Commit-Level vs. File-Level Vulnerability Prediction

Chong, Michael

Commit-Level vs. File-Level Vulnerability Prediction

Files

Chong_Michael.pdf (2.52 MB)

Date

2016-09-19

Authors

Chong, Michael

Advisor

Tan, Lin

Publisher

University of Waterloo

Abstract

Helping software development teams find and repair vulnerabilities before they are released and exploited can prevent costs due to loss of data, availability, and reputation. However, while general defect prediction models exist to help developers find bugs, vulnerability prediction models currently do not achieve high enough prediction performance to be used in industry [43]. Prediction of vulnerabilities in commits and files has been explored by previous work, and while commit-level prediction, at a finer granularity, may offer more useful results, there exists no clear comparison in predictive performance to justify this assumption. To inform further research in vulnerability prediction, we compare commit and file-level prediction, across 7 projects, using 6 classifiers, for 8 different training dates.

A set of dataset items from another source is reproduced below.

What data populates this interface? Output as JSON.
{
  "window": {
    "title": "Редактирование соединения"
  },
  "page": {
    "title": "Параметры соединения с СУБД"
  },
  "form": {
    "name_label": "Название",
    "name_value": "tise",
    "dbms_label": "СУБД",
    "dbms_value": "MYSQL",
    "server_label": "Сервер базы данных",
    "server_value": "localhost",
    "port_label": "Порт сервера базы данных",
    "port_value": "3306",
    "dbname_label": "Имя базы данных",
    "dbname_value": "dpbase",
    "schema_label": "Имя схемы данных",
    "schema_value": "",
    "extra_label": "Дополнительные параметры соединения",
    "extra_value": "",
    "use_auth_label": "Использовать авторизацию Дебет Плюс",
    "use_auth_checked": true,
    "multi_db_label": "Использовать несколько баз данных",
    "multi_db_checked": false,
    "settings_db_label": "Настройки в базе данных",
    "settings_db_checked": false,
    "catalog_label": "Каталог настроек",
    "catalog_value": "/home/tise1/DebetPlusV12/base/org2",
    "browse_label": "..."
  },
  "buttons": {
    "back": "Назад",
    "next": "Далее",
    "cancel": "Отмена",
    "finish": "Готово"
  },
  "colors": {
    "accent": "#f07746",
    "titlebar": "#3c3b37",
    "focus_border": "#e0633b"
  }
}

We evaluate the performance of each prediction model using ‘online prediction’ for ensuring an evaluation in line with practical usage of the prediction model. We evaluate each model using four different metrics, which we interpret as representing two different practical usage scenarios. We also perform an analysis of the data and techniques for evaluating prediction models. We find that despite achieving a low absolute prediction performance, file-level prediction generally tends to outperform commit-level prediction, but in a few outstanding cases, commit-level performs better.